Croisières sur la Côte d’Azur : l’État propose une régulation, Nice et Cannes jugent les mesures insuffisantes
- Par Valérie Noriega --
- le 13 octobre 2025
Les services de l’État ont présenté, vendredi 10 octobre, un ensemble de mesures destinées à encadrer l’accueil des navires de croisière sur le littoral des Alpes-Maritimes. Ces dispositions, élaborées à l’issue de plusieurs mois de concertation entre les préfectures, les collectivités et les acteurs économiques, visent à concilier « protection de l’environnement et de la santé publique » avec « les enjeux économiques et touristiques » du secteur.
Le dispositif, détaillé par le préfet des Alpes-Maritimes, Laurent Hottiaux, et le préfet maritime de la Méditerranée, Christophe Lucas, limite à une moyenne de 2 000 passagers débarqués par escale et à un maximum de 3 000 passagers par port la capacité d’accueil des paquebots. Une seule escale quotidienne de navires de plus de 1 300 passagers sera autorisée, avec un renforcement des restrictions durant l’été. En cas de pic de pollution, les préfets pourront réduire les émissions des navires ou interdire les escales. Les compagnies adhérant à la charte « Croisière durable en Méditerranée » bénéficieront d’une priorité d’accès.
Ces mesures doivent encore être soumises à une consultation publique de 21 jours avant la publication d’un arrêté préfectoral.
Christian Estrosi dénonce un « constat d’échec »
À Nice, le maire et président de la métropole, Christian Estrosi, a réagi sévèrement à ces annonces dans un communiqué, estimant qu’« un constat d’échec s’impose ». Selon lui, les propositions de l’État « auraient un impact marginal sur le littoral niçois et métropolitain » et « ne répondent pas aux attentes légitimes des habitants ».
L’élu réclame une régulation « plus ambitieuse », fondée sur trois principes : limiter strictement le nombre d’escales, interdire l’accès des “géants des mers” et favoriser les navires les moins polluants.

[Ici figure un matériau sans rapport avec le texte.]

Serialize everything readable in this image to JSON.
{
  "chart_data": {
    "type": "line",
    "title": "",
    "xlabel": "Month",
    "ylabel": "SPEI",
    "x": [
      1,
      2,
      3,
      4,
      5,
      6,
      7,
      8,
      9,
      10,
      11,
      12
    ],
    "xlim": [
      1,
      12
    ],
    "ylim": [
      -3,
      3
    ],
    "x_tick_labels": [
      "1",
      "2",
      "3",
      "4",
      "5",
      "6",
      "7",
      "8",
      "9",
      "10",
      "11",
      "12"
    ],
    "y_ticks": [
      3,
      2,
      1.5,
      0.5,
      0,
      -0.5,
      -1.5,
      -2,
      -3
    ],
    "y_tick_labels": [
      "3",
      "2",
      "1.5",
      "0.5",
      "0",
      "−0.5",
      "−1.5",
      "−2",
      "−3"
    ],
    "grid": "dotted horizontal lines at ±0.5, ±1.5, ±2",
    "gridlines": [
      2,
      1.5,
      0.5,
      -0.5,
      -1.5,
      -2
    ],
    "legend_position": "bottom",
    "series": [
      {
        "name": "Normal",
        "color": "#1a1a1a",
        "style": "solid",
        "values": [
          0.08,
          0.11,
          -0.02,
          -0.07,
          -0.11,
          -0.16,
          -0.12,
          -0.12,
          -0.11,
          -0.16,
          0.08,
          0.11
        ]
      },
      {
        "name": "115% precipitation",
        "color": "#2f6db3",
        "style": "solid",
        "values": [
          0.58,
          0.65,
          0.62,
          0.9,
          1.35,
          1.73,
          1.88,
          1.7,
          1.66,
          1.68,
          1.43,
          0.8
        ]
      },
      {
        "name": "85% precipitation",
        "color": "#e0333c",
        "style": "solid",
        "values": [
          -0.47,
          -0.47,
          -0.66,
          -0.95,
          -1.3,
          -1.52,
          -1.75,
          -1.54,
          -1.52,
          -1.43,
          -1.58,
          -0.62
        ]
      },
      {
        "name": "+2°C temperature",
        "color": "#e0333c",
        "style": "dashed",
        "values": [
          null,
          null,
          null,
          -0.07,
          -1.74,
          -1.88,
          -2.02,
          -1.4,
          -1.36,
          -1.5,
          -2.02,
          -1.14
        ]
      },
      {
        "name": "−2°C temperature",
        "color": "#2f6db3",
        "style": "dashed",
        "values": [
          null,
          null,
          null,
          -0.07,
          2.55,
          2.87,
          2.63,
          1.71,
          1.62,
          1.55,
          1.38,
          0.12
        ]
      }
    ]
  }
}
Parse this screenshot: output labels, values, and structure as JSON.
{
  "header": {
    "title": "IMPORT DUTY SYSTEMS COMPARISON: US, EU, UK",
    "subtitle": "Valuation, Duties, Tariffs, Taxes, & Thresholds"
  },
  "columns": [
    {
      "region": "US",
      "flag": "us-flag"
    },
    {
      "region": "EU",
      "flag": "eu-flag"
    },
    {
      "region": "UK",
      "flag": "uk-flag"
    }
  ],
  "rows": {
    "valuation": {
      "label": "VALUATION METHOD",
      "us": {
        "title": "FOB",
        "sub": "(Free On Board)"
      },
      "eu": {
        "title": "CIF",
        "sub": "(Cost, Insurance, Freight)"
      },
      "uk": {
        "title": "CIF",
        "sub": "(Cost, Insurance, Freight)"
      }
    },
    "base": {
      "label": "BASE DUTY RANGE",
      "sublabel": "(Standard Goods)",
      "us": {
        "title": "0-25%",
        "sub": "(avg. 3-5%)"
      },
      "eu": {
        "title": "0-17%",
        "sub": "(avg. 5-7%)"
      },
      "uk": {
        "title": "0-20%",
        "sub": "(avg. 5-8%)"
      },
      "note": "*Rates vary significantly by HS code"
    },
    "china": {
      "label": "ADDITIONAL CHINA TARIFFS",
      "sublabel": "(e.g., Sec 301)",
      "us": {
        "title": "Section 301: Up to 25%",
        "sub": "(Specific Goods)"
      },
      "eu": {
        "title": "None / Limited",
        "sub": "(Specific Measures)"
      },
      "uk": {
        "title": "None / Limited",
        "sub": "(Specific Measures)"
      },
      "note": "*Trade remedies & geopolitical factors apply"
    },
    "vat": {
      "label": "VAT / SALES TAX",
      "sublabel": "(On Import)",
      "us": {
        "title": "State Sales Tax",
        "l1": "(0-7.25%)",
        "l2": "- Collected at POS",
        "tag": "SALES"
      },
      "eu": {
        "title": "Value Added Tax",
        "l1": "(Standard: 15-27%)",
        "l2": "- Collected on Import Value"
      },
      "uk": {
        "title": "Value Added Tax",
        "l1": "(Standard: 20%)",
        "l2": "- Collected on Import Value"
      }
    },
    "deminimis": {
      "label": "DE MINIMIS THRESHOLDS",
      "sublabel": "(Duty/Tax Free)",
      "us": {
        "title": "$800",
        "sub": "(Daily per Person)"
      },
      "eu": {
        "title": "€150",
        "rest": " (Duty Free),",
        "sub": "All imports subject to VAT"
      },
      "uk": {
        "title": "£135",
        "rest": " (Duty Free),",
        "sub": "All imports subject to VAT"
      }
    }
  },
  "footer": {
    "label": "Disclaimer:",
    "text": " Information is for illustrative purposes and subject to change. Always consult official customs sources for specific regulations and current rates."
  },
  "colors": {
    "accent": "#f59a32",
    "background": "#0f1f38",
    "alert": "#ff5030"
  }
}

Il a également menacé de déposer un recours contre l’État pour “carence fautive” si les mesures actuelles étaient confirmées sans durcissement, invoquant la nécessité de protéger la santé publique et les écosystèmes côtiers.
David Lisnard défend la souveraineté locale
À Cannes, la municipalité, dirigée par David Lisnard, a elle aussi exprimé ses réserves, tout en saluant « un début de prise de conscience ». Le maire estime toutefois que les seuils proposés par les préfets, « jusqu’à 3 000 passagers simultanément », demeurent « trop élevés » et « plus permissifs » que ceux décidés localement. La ville rappelle avoir déjà adopté en 2022 un plan de régulation prévoyant une réduction de 48 % des escales de navires de plus de 3 000 passagers, un plafonnement à un seul paquebot simultanément en baie et une limitation progressive à 1 300 passagers par navire d’ici 2030.
Pour M. Lisnard, l’approche uniforme de l’État « fait abstraction des spécificités territoriales » et remet en cause « les décisions souveraines prises par les élus au nom des habitants ». Il plaide depuis plusieurs années pour un renforcement des pouvoirs de police des maires sur la gestion des plans d’eau, afin de leur permettre d’appliquer des politiques environnementales adaptées à leur territoire.
Vers un débat public élargi ?
La publication prochaine de l’arrêté préfectoral et la consultation publique qui l’accompagne devraient donner lieu à de nouveaux échanges entre l’État et les collectivités locales.
Entre la volonté des communes d’affirmer leurs prérogatives et la recherche d’une cohérence départementale, la régulation des croisières sur la Côte d’Azur illustre les tensions persistantes entre impératifs environnementaux, attractivité touristique et gouvernance locale du littoral méditerranéen.